La Croatie prête pour l'adoption de l'euro en 2023

Publié le à Bruxelles (AFP)

La Commission européenne a estimé mercredi que la Croatie remplissait les conditions pour adopter la monnaie unique au 1er janvier 2023, ce qui en fera le vingtième membre de la zone euro, sept ans après l'entrée de la Lituanie.

La décision formelle sera prise début juillet par les ministres des Finances de l'UE, mais la porte est désormais grande ouverte. Aucune opposition n'est attendue, alors que l'ex-République yougoslave de 4 millions d'habitants respecte l'ensemble des critères techniques. La Banque centrale européenne (BCE) a également rendu mercredi un avis positif.

"Je m'attends à ce que la procédure se déroule bien et que la Croatie puisse rejoindre la zone euro dès l'année prochaine", a déclaré le vice-président de la Commission, Valdis Dombrovskis, qui sera à Zagreb jeudi.

La Croatie avait exprimé sa volonté d'adopter la monnaie unique dès son adhésion à l'UE en 2013.

Elle est désormais "prête à rejoindre la zone euro au 1er janvier. Cela va renforcer l'économie de la Croatie, en bénéficiant à ses citoyens, ses entreprises et à la société tout entière", a déclaré la présidente de la Commission, Ursula von der Leyen. Cela va "aussi renforcer l'euro", a-t-elle affirmé.

Le pays méditerranéen dispose d'un important secteur touristique. Le niveau de vie y est équivalent à celui de la Pologne et des Pays Baltes, avec une création de richesses (PIB par habitant) dépassant légèrement la moitié de la moyenne de l'UE. Le taux de chômage atteignait 6,1% en avril.

Ce feu vert intervient alors que l'euro vient de fêter ses 20 ans d'existence en tant que monnaie fiduciaire.

Au 1er janvier 2002, des millions d'Européens dans douze pays abandonnaient leurs lires, francs, deutsche mark et drachmes pour des pièces et billets en euros.

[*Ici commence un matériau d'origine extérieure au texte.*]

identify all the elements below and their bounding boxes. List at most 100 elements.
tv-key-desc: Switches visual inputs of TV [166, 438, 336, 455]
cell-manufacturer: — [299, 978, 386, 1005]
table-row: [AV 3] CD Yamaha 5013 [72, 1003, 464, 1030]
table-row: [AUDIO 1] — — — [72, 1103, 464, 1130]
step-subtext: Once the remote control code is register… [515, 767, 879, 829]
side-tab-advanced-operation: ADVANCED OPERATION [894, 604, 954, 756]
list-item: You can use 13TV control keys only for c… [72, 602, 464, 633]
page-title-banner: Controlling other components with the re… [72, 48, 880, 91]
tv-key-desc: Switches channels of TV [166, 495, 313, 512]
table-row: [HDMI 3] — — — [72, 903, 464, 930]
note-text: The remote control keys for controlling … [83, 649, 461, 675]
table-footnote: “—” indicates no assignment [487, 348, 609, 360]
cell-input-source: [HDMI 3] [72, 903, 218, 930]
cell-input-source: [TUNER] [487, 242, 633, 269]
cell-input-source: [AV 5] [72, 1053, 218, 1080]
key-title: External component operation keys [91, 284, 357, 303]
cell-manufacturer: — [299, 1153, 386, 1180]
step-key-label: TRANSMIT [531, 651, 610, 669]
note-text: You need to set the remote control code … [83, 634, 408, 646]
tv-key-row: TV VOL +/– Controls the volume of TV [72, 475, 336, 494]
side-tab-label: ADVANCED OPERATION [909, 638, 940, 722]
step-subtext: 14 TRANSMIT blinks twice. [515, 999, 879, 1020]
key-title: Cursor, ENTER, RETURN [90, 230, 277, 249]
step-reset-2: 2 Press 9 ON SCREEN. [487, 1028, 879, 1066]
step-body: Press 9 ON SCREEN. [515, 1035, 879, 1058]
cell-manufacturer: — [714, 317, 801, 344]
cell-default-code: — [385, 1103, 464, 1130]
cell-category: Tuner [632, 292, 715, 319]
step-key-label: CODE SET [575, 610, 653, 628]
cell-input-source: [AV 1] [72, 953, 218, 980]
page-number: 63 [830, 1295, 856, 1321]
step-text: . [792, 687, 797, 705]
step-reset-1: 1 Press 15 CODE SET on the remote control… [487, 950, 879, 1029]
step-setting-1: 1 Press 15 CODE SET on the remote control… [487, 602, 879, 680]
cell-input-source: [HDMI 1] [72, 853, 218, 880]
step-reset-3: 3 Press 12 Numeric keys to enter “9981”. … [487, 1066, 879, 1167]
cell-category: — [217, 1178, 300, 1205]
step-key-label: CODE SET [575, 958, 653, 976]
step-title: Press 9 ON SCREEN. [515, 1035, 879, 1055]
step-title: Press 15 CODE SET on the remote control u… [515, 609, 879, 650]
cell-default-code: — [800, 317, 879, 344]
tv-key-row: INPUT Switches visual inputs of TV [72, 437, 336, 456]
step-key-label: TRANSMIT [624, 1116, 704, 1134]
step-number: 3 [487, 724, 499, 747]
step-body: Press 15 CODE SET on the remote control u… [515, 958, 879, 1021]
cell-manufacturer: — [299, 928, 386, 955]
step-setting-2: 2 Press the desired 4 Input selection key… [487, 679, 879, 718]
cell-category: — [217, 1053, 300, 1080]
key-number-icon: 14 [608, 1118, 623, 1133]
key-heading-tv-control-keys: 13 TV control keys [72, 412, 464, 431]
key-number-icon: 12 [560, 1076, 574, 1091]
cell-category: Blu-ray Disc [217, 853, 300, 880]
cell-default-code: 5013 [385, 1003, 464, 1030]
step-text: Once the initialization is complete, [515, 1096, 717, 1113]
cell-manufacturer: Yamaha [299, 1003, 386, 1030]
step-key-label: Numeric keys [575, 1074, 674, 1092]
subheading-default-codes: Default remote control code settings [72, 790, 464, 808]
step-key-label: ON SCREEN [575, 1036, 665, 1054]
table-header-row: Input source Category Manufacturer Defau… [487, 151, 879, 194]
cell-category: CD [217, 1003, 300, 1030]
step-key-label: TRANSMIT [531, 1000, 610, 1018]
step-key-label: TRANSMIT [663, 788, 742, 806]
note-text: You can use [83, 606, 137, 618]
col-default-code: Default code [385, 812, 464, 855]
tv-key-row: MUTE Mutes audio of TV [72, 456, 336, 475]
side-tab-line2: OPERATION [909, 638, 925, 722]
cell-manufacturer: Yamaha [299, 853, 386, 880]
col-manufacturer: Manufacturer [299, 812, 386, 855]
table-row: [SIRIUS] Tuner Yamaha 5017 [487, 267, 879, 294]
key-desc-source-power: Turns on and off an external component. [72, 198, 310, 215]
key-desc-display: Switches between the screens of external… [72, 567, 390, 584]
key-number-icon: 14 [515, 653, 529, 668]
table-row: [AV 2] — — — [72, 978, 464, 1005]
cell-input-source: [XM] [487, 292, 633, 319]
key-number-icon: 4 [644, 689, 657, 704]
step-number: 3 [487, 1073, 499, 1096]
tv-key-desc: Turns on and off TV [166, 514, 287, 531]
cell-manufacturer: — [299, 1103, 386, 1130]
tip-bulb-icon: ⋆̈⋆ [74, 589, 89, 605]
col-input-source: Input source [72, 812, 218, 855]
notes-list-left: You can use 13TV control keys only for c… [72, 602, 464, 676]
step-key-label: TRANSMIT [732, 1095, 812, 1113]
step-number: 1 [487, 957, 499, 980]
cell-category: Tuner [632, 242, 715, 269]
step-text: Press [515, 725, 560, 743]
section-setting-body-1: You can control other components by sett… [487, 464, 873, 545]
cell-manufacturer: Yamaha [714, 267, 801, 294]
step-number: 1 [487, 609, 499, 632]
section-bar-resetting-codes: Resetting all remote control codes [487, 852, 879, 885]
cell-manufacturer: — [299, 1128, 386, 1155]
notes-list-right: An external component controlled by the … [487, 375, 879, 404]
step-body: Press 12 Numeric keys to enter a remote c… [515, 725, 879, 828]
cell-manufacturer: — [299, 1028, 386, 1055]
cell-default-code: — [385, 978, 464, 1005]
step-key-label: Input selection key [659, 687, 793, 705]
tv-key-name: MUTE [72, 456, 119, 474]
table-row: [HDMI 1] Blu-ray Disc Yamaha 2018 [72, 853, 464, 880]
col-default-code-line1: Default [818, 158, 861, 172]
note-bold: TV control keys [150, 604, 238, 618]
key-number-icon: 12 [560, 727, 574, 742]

Ils ont été rejoints depuis par sept autres pays: la Slovénie en 2007, Chypre et Malte en 2008, la Slovaquie (2009), l'Estonie (2011), la Lettonie (2014) et enfin la Lituanie en 2015. La zone euro rassemble déjà 345 millions d'habitants, en attendant la Croatie.

- Symbole d'unité européenne -

La monnaie unique est un symbole d'unité et de souveraineté européennes. Tous les pays de l'UE se sont engagés en théorie à y adhérer dès qu'ils remplissent les conditions, mais aucun calendrier n'est fixé. Seule exception, le Danemark a négocié une exemption après un référendum en 2000 par lequel les Danois ont rejeté l'euro.

L'introduction d'une nouvelle monnaie a suscité des craintes en Croatie où seulement 30% des habitants jugent le pays prêt pour l'euro, selon une étude menée en mars et avril. Quelque 87% de la population pense qu'il entraînera des hausses de prix.

"Nous savons que de nombreux citoyens s'inquiètent des augmentations de prix résultant du passage à l'euro, surtout en ces temps de forte inflation. C'est pourquoi il est essentiel que les autorités croates prennent des mesures pour réduire les risques liés aux prix arrondis" à la hausse lors de leur conversion, a déclaré le commissaire à l'Economie, Paolo Gentiloni.

L'économie croate est en tout cas prête, selon les critères examinés par la Commission et la BCE.

En avril, le taux d'inflation harmonisé sur douze mois, à 4,7%, était situé sous la barre fixée de 4,9%.

Les finances sont saines. Le déficit public a atteint 2,9% du produit intérieur brut (PIB) l'an dernier, juste sous la limite des 3%. La dette, à 80% du PIB, dépasse certes le seuil de 60%, mais c'est le cas de la plupart des pays de l'UE et sa trajectoire est nettement à la baisse.

Les taux d'intérêt à long terme du pays sont également dans les limites fixées.

Enfin, le pays a rejoint le mécanisme de taux de change européen (MCE II) en juillet 2020 et s'y est maintenu sans difficulté. Ce mécanisme fixe une limite de variation de 15% autour du cours de la kuna, la devise croate, établi actuellement à 7,5345 pour un euro. Un taux de change définitif sera fixé en juillet.

Dans son rapport publié mercredi, la Commission estime que la Bulgarie, qui espère adopter l'euro en 2024, ne remplit pas encore les conditions. Cinq autres pays dans l'antichambre de la monnaie unique (Hongrie, Pologne, République tchèque, Roumanie, Suède) sont aussi dans ce cas, mais ils n'ont pas de projet d'adhésion à très court terme.